Shutdown Routine

Life
work
Published

March 30, 2021

It was a casual Saturday morning, and I was waiting in front of an Akshaya Center to get my Aadhar Card photo updated. Even after one hour, the line hadn’t moved much. So I sort of decided to start reading one of my kindle E-books on my phone.

Shutting Down

The book was Deep work written by Cal Newport. I had purchased this book, for more than 2-3 months, yet I didn’t make much progress in reading this book. I had almost completed 30% of the book when I left it earlier. So I continued slowly reading through the book in a chair with five people surrounded around me.
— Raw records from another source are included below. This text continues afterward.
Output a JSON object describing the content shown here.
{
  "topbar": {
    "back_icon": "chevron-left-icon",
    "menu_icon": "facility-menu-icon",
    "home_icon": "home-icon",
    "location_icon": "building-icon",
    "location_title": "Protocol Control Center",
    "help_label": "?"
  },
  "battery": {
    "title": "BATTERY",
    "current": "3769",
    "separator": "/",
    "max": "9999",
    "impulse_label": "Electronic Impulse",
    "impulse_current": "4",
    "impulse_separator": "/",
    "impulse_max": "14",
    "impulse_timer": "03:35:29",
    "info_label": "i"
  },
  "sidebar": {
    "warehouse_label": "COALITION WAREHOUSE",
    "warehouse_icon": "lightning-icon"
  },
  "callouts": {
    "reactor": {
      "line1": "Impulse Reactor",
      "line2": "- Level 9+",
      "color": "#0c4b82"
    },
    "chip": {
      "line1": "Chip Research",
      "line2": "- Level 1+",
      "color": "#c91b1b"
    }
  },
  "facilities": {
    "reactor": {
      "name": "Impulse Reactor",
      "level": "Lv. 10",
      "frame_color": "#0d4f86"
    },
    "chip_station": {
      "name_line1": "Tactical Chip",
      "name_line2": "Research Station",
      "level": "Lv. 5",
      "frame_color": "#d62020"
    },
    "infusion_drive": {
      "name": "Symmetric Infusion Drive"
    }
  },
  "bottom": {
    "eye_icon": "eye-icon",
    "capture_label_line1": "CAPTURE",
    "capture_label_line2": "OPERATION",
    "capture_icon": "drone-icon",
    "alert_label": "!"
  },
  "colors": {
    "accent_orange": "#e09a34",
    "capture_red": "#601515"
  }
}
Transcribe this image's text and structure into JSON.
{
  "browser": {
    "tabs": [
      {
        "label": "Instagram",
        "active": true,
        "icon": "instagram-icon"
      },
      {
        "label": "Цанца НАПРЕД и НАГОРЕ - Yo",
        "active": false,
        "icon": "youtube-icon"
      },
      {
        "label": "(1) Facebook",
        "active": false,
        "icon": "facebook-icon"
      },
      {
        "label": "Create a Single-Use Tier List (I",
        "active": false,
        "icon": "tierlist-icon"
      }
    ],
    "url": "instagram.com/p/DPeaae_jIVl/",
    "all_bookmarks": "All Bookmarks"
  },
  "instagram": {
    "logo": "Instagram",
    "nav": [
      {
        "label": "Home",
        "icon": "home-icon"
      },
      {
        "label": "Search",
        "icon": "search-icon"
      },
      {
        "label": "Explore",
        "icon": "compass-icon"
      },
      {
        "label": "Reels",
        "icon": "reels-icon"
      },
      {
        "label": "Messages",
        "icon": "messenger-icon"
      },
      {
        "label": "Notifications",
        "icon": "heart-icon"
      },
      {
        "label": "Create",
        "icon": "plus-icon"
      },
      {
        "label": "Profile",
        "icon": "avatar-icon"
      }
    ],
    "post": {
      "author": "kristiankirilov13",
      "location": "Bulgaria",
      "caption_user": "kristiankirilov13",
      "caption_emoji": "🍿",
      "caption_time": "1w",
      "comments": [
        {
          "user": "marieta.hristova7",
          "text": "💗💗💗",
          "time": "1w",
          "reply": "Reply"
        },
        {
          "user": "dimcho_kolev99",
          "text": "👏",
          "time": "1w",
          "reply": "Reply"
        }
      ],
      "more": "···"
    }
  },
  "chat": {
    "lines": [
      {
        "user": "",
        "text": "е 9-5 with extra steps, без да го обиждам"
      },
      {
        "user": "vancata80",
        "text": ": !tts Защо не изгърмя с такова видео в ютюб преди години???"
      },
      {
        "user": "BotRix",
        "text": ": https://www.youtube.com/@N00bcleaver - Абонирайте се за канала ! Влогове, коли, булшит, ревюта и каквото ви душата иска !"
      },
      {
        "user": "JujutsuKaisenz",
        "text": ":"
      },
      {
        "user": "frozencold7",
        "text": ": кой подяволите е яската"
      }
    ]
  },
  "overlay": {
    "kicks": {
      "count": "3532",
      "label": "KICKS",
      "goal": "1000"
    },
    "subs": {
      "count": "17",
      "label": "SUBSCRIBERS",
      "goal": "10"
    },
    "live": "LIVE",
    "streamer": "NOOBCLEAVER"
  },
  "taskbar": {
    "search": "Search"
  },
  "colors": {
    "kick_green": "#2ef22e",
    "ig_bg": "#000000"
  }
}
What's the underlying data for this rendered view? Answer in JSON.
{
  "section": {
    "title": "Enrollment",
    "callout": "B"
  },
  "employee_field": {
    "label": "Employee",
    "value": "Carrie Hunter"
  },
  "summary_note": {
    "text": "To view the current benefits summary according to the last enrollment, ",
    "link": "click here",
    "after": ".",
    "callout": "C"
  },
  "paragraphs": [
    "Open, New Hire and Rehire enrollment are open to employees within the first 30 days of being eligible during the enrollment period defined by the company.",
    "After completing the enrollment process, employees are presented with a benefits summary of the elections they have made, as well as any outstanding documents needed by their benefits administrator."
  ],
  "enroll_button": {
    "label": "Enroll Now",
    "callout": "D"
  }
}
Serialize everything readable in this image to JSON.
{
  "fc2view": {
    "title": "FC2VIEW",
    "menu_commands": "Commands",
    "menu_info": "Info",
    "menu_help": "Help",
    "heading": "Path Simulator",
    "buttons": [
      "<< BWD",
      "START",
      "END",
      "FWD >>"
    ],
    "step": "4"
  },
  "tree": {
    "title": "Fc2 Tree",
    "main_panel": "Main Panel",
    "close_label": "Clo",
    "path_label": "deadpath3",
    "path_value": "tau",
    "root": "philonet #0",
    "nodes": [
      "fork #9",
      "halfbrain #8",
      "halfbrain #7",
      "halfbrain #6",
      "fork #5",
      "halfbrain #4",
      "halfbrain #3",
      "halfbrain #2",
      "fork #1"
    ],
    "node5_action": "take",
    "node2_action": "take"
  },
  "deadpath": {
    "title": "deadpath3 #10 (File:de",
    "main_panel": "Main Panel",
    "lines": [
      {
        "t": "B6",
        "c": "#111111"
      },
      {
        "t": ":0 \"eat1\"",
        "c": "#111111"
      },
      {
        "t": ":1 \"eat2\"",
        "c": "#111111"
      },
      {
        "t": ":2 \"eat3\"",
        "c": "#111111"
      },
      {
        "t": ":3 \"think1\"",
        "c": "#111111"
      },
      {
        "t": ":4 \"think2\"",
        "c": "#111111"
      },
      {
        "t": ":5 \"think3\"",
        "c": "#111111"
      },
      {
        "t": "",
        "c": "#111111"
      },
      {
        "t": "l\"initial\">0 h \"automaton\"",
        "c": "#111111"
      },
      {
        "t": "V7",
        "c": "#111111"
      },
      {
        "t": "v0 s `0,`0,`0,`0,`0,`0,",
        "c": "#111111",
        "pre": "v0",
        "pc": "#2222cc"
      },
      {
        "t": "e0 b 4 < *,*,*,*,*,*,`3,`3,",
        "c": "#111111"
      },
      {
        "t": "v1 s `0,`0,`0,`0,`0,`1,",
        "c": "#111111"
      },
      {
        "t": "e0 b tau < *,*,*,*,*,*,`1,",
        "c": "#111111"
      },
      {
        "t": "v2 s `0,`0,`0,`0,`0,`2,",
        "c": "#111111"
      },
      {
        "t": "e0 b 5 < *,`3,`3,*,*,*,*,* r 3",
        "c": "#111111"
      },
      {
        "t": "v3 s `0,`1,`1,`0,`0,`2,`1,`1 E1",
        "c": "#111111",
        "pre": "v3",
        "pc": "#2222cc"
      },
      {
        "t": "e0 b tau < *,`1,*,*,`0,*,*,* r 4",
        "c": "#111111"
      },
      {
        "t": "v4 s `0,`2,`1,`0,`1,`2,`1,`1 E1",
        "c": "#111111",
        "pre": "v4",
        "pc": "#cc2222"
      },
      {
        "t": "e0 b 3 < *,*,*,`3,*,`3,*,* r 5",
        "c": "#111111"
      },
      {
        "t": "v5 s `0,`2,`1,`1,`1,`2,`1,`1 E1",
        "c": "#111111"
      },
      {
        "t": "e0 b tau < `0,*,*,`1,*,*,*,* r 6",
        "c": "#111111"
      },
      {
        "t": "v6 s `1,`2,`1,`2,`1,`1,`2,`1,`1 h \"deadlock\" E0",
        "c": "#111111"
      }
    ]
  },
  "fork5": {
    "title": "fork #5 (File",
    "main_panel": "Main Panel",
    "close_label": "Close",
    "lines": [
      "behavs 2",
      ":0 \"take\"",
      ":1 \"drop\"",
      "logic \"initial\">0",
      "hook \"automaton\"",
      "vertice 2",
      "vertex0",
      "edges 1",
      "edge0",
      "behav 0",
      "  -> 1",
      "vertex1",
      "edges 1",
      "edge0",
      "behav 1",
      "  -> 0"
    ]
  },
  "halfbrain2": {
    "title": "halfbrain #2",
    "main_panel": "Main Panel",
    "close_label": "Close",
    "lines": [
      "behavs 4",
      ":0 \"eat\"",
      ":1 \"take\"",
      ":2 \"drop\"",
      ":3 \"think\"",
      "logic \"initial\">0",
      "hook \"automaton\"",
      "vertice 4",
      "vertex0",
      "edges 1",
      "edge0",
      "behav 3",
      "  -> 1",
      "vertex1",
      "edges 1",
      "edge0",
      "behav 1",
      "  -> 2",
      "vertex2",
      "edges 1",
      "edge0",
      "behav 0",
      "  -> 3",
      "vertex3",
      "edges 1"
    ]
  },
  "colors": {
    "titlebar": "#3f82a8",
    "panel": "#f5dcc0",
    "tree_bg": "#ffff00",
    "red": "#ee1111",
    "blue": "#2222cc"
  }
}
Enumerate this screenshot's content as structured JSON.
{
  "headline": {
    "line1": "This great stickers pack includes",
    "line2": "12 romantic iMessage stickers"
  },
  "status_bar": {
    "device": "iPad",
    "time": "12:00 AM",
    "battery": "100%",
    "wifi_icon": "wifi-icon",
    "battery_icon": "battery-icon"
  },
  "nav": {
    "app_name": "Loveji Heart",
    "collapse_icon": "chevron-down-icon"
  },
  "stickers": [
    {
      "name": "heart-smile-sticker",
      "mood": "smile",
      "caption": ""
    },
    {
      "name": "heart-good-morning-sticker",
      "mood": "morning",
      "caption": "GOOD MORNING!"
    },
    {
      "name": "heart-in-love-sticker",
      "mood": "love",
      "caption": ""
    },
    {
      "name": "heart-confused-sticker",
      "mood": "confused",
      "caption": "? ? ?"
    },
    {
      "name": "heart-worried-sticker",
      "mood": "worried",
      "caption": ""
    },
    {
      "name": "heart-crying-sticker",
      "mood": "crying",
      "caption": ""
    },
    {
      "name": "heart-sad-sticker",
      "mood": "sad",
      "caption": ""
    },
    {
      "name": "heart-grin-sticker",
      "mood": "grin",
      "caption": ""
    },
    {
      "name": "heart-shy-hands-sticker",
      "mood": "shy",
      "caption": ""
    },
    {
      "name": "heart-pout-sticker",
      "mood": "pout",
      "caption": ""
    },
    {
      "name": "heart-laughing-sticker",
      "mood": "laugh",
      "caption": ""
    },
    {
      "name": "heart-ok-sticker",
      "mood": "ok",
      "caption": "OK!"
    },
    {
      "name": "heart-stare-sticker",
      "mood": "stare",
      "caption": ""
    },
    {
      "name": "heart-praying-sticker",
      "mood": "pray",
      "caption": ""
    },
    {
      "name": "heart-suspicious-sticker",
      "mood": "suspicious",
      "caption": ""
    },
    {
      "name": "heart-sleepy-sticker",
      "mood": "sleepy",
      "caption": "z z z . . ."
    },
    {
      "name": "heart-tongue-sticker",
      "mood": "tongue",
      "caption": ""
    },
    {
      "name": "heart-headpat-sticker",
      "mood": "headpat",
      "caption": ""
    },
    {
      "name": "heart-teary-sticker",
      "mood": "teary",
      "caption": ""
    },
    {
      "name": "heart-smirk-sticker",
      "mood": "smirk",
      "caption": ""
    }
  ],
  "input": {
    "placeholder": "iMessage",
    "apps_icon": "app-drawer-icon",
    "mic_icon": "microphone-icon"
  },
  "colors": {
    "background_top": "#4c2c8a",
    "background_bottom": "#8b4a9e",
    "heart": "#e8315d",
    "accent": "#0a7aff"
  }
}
The book first explains why Deep work is valuable, and later talks about how to achieve deep work. So on resuming reading in a queue, I stumbled upon the idea of having a Shutdown routine. I have to admit that, I am not good so far at managing work and life. Let me admit that writing this blog post completed only on Tuesday, because of this. There have been days when few of my colleagues have told it late and rest now at the midnight. It is always important to have a proper balance between life and work.

Let me introduce to you Kenneth Reitz, who is the author of famous python libraries like Request, Pipenv, Maya etc. He shared his experience with burnout. He was almost in a state of 410(where he was about to delete all the source code and beautiful software he had written for humans). Yet luckily for all of us, he didn’t go that extreme step. Check Kenneth’s essay on his blog on the reality of developer burnout

Shutdown routine is a state in the world where you decide to have a fixed end time for the various projects you build. And on the end of the day, decide to stop work with a specific shutdown routine.

Cal Newport in his book argues for a complete shutdown from work after a specific period as an important activity. He gives reasonable points why it’s important to have that down time every day after book:

  1. Down Time aids insights
  2. Down Time helps recharge energy needed to work deeply
  3. The work that evening downtime replace is usually not important

The reason to have shutdown principle is valuable is because of a principle called Zeibarnik effect. According to the Zeibarnik effect, interrupted and unresolved tasks can remain in our mind for a longer time and give a hard time. This is a cause for after-work stress which occurs even after work.

This stress constantly reminds the brain of the portion you haven’t completed that day, makes you think about the conversations you had at work and makes you in a sense where you are very less productive. This can cause you to work late in the night to complete the pending task, check emails or instant chat messages constantly even at night. This makes your work getting occupied for 24*7 hours every day.

So with the Zeibarnik effect, It’s making the time after work just more and more stressful. So what is the solution for this?

According to research, the best way to counter the Zeibarnik effect is to make a plan. This may involve creating a task list of pending items. Commit to a specific plan for a goal therefore not only facilitates the attainment of the goals but also free cognitive resources for other pursuits. With this, you have a clear plan for your work and helps you work more deeply at the required time. This avoids the constant amount of shallow which we are committing, which makes you less productive.

Cal calls to have a specific ritual before the end of the workday. In this time, you should create a plan on how to achieve the desired target, ensure the necessary communication is done and after this stop by saying I am shutting down(This is the the ritual which Cal Newport does to stop working). I am also planning to start planning this shutdown routine in the coming days and see how it goes.

So far I haven’t been able to not even complete a day with the new shutdown routine. I will update the article after seeing how my progress goes in the coming days.